- The National Association of Realtors reported on Monday that existing home sales increased in September compared with August, although they still trailed September 2009.
- According to report released yesterday, new homes sales increased nationally by 6.6%
- This morning, the US Labor Department announced that initial jobless claims dropped to a three-month low.
- Freddie Mac's most recent mortgage rate report put the national average for a 30-yr fixed mortgage at 4.23%, up just slightly from last week's record-low average of 4.21%.
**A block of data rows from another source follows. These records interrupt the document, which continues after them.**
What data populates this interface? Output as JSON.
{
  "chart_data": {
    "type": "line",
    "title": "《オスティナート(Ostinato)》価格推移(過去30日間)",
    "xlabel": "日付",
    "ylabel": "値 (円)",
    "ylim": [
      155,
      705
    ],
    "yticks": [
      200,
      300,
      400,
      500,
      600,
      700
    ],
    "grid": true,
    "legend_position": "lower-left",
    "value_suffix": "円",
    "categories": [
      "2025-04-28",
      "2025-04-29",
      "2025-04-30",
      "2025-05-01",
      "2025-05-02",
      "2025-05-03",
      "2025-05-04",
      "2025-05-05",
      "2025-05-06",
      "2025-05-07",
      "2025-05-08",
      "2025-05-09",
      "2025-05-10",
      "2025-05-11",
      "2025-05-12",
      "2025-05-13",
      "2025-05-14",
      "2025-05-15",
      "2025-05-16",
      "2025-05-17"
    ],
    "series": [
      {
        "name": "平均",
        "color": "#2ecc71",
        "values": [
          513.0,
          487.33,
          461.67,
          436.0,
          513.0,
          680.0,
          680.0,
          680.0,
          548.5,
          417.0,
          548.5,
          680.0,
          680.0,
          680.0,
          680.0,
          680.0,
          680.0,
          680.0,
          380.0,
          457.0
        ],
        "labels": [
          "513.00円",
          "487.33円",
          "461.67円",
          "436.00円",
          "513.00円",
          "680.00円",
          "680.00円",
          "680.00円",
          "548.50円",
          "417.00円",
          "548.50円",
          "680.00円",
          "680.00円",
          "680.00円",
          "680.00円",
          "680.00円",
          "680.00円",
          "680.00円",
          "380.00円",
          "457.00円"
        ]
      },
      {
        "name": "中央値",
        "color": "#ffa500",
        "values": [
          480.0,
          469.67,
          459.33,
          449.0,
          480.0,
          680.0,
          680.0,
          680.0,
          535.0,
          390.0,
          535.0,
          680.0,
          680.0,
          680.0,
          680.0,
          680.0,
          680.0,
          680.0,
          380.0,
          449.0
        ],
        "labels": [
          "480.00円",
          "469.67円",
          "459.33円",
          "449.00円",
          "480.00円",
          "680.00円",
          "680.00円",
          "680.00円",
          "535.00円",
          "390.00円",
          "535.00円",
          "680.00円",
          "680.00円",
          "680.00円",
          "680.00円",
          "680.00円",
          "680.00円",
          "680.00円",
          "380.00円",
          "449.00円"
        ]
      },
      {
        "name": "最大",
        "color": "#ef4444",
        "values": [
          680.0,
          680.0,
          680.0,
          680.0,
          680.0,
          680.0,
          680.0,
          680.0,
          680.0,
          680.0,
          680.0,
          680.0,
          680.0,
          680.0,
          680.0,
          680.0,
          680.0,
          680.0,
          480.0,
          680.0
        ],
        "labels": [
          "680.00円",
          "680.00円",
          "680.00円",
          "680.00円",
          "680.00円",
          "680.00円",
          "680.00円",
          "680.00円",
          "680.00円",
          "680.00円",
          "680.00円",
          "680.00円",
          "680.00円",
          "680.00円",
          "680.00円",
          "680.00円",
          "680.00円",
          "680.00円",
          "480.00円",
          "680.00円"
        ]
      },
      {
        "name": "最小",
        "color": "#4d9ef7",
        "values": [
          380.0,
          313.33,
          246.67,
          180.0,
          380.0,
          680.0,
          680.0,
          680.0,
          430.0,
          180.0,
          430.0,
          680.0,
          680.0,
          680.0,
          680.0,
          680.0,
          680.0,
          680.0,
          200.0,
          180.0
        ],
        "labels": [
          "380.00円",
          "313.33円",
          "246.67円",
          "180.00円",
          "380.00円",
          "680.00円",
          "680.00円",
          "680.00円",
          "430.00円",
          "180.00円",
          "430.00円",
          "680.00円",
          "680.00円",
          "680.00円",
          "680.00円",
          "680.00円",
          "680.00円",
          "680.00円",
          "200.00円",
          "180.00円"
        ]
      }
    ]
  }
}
It is important to remember that all of this data is from national reports, which often don't reflect what's going on here in Portland and SW Washington. Even the regional data included in these report don't necessarily describe local conditions, as our region includes both California and Nevada, two states that have been hit particularly hard by the decline in the housing market. Regardless, if this trend of positive data continues, it will likely boost consumer confidence going into 2011.
The two biggest obstacles to recovery in the real estate market are bank-owned/short sale properties, which deflate prices, and concerns over unemployment. If unemployment continues to drop in the two months of 2010, that will be a positive indicator for next year's real estate market. The other challenge, however, does not appear to be going away anytime soon. In Clark County, foreclosed homes accounted for nearly 27% of all home sales between July 1 and September 30.
Historically low-rates and the number of bank owned properties on the market provide great opportunities for first-time homebuyers, or buyers who do not need to sell their current home to purchase. Of course, people need to feel secure in their jobs or they won't be making a purchase as significant as a new home.